The largest U.S.
city has prepared for such attacks in the past and will be
prepared again, John Miller, deputy police commissioner for
counter-terrorism, said at a news conference.
"Come to the Thanksgiving Day parade. Have a good time. Bring
your family. I always go. I always bring mine," he said.
The holiday celebration, featuring enormous balloons shaped like
cartoon characters high above Manhattan, is scheduled to be
broadcast nationwide the morning of Nov. 24.

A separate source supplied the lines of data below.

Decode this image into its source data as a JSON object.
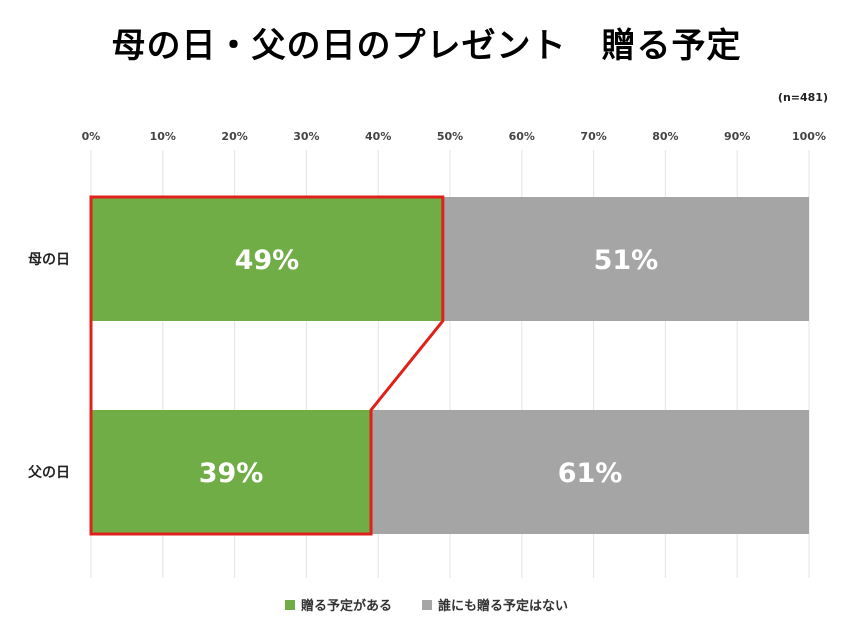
{
  "chart_data": {
    "type": "bar",
    "orientation": "horizontal",
    "stacked": true,
    "title": "母の日・父の日のプレゼント　贈る予定",
    "note": "(n=481)",
    "categories": [
      "母の日",
      "父の日"
    ],
    "series": [
      {
        "name": "贈る予定がある",
        "values": [
          49,
          39
        ],
        "labels": [
          "49%",
          "39%"
        ],
        "color": "#70ad47"
      },
      {
        "name": "誰にも贈る予定はない",
        "values": [
          51,
          61
        ],
        "labels": [
          "51%",
          "61%"
        ],
        "color": "#a5a5a5"
      }
    ],
    "xlim": [
      0,
      100
    ],
    "xticks": [
      "0%",
      "10%",
      "20%",
      "30%",
      "40%",
      "50%",
      "60%",
      "70%",
      "80%",
      "90%",
      "100%"
    ],
    "grid": true,
    "legend_position": "bottom",
    "highlight": {
      "series": "贈る予定がある",
      "outline_color": "#e0201a"
    }
  }
}
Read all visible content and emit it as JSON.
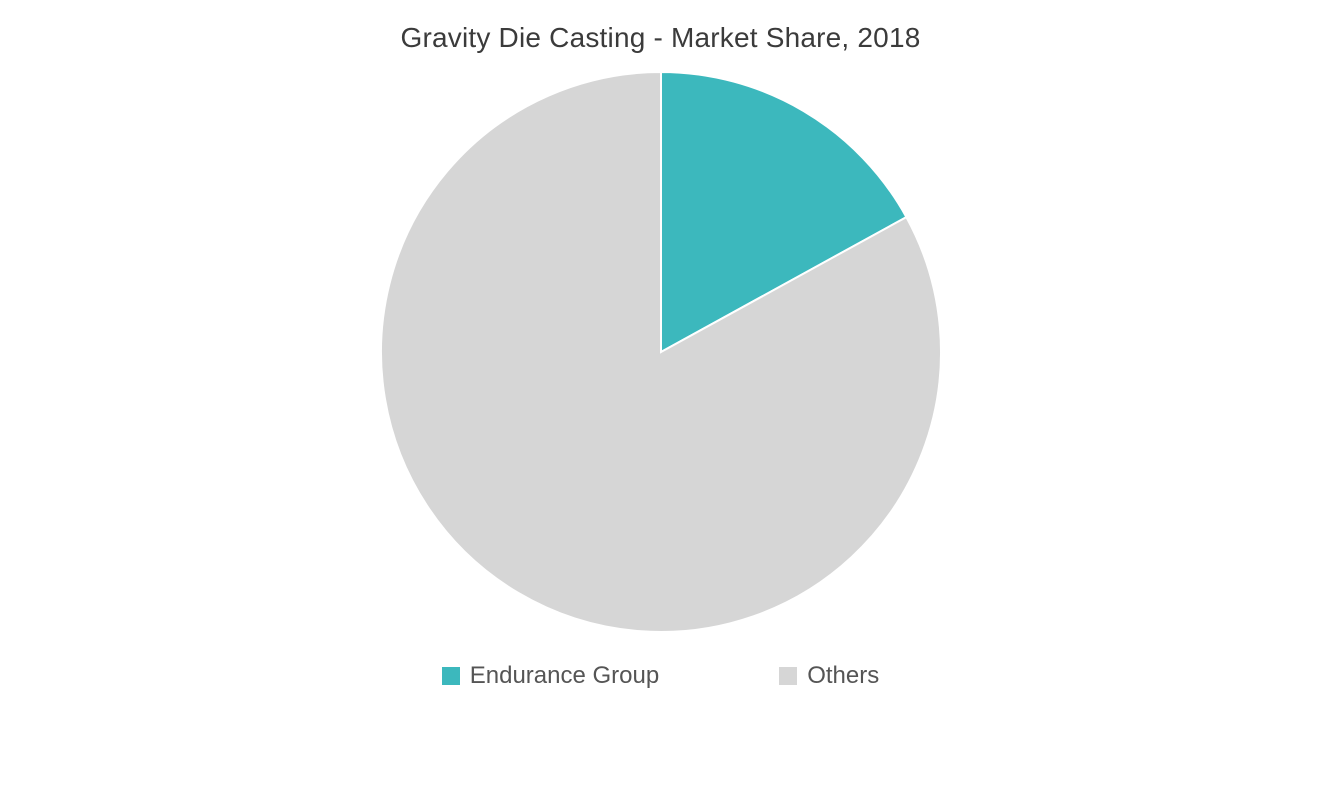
{
  "chart": {
    "type": "pie",
    "title": "Gravity Die Casting - Market Share, 2018",
    "title_fontsize": 28,
    "title_color": "#3b3b3b",
    "background_color": "#ffffff",
    "stroke_color": "#ffffff",
    "stroke_width": 2,
    "radius": 280,
    "slices": [
      {
        "label": "Endurance Group",
        "value": 17,
        "color": "#3cb8bd"
      },
      {
        "label": "Others",
        "value": 83,
        "color": "#d6d6d6"
      }
    ],
    "legend": {
      "fontsize": 24,
      "text_color": "#555555",
      "swatch_size": 18
    }
  }
}
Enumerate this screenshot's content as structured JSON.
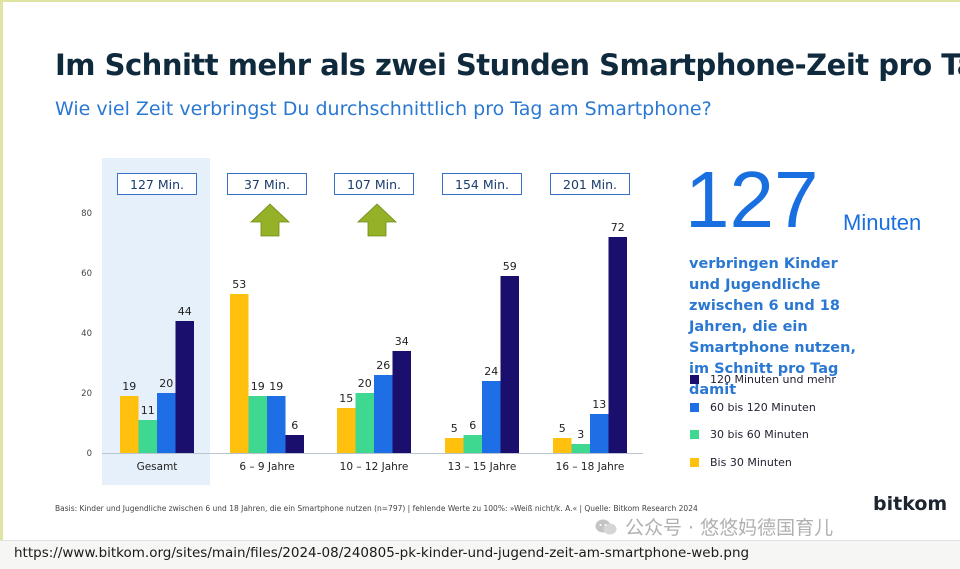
{
  "title": "Im Schnitt mehr als zwei Stunden Smartphone-Zeit pro Tag",
  "subtitle": "Wie viel Zeit verbringst Du durchschnittlich pro Tag am Smartphone?",
  "colors": {
    "bis30": "#ffc10e",
    "30bis60": "#3fd891",
    "60bis120": "#1e6ee6",
    "120plus": "#1b0f6d",
    "highlight": "#e6f0fb",
    "arrow": "#94b128",
    "accent": "#1a6fe0"
  },
  "chart_data": {
    "type": "bar",
    "categories": [
      "Gesamt",
      "6 – 9 Jahre",
      "10 – 12 Jahre",
      "13 – 15 Jahre",
      "16 – 18 Jahre"
    ],
    "series": [
      {
        "name": "Bis 30 Minuten",
        "color_key": "bis30",
        "values": [
          19,
          53,
          15,
          5,
          5
        ]
      },
      {
        "name": "30 bis 60 Minuten",
        "color_key": "30bis60",
        "values": [
          11,
          19,
          20,
          6,
          3
        ]
      },
      {
        "name": "60 bis 120 Minuten",
        "color_key": "60bis120",
        "values": [
          20,
          19,
          26,
          24,
          13
        ]
      },
      {
        "name": "120 Minuten und mehr",
        "color_key": "120plus",
        "values": [
          44,
          6,
          34,
          59,
          72
        ]
      }
    ],
    "totals": [
      "127 Min.",
      "37 Min.",
      "107 Min.",
      "154 Min.",
      "201 Min."
    ],
    "arrow_categories": [
      "6 – 9 Jahre",
      "10 – 12 Jahre"
    ],
    "highlighted_category": "Gesamt",
    "ylim": [
      0,
      80
    ],
    "yticks": [
      0,
      20,
      40,
      60,
      80
    ],
    "legend_position": "right",
    "grid": false
  },
  "highlight": {
    "number": "127",
    "unit": "Minuten",
    "text": "verbringen Kinder und Jugendliche zwischen 6 und 18 Jahren, die ein Smartphone nutzen, im Schnitt pro Tag damit"
  },
  "legend": [
    {
      "label": "120 Minuten und mehr",
      "color_key": "120plus"
    },
    {
      "label": "60 bis 120 Minuten",
      "color_key": "60bis120"
    },
    {
      "label": "30 bis 60 Minuten",
      "color_key": "30bis60"
    },
    {
      "label": "Bis 30 Minuten",
      "color_key": "bis30"
    }
  ],
  "footnote": "Basis: Kinder und Jugendliche zwischen 6 und 18 Jahren, die ein Smartphone nutzen (n=797) | fehlende Werte zu 100%: »Weiß nicht/k. A.« | Quelle: Bitkom Research 2024",
  "logo": "bitkom",
  "watermark": "公众号 · 悠悠妈德国育儿",
  "url": "https://www.bitkom.org/sites/main/files/2024-08/240805-pk-kinder-und-jugend-zeit-am-smartphone-web.png"
}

Islamic State, in the latest edition of its online magazine
Rumiyah, suggested that readers use motor vehicles to kill and
injure people.
The article was accompanied by photos of rented moving trucks
and of the Macy's Thanksgiving Day Parade, which the magazine
called "an excellent target."
"What you see is the psychological warfare of printing materials
that indicate, 'Be afraid, be very afraid.' We never accede to
that," Miller said.
New York police speak regularly with companies that rent trucks,
and they use vehicles to block certain roads at large gatherings
such as the Thanksgiving Day parade, Miller said.
Security authorities have been on alert for truck attacks since
Bastille Day this year, when a delivery man plowed a
refrigerator truck into a crowd of revelers in Nice, France,
killing 84 people and injuring hundreds more.
Islamic State, which controls swathes of Iraq and Syria and
seeks to inspire attacks by others abroad, claimed
responsibility for the July 14 attack.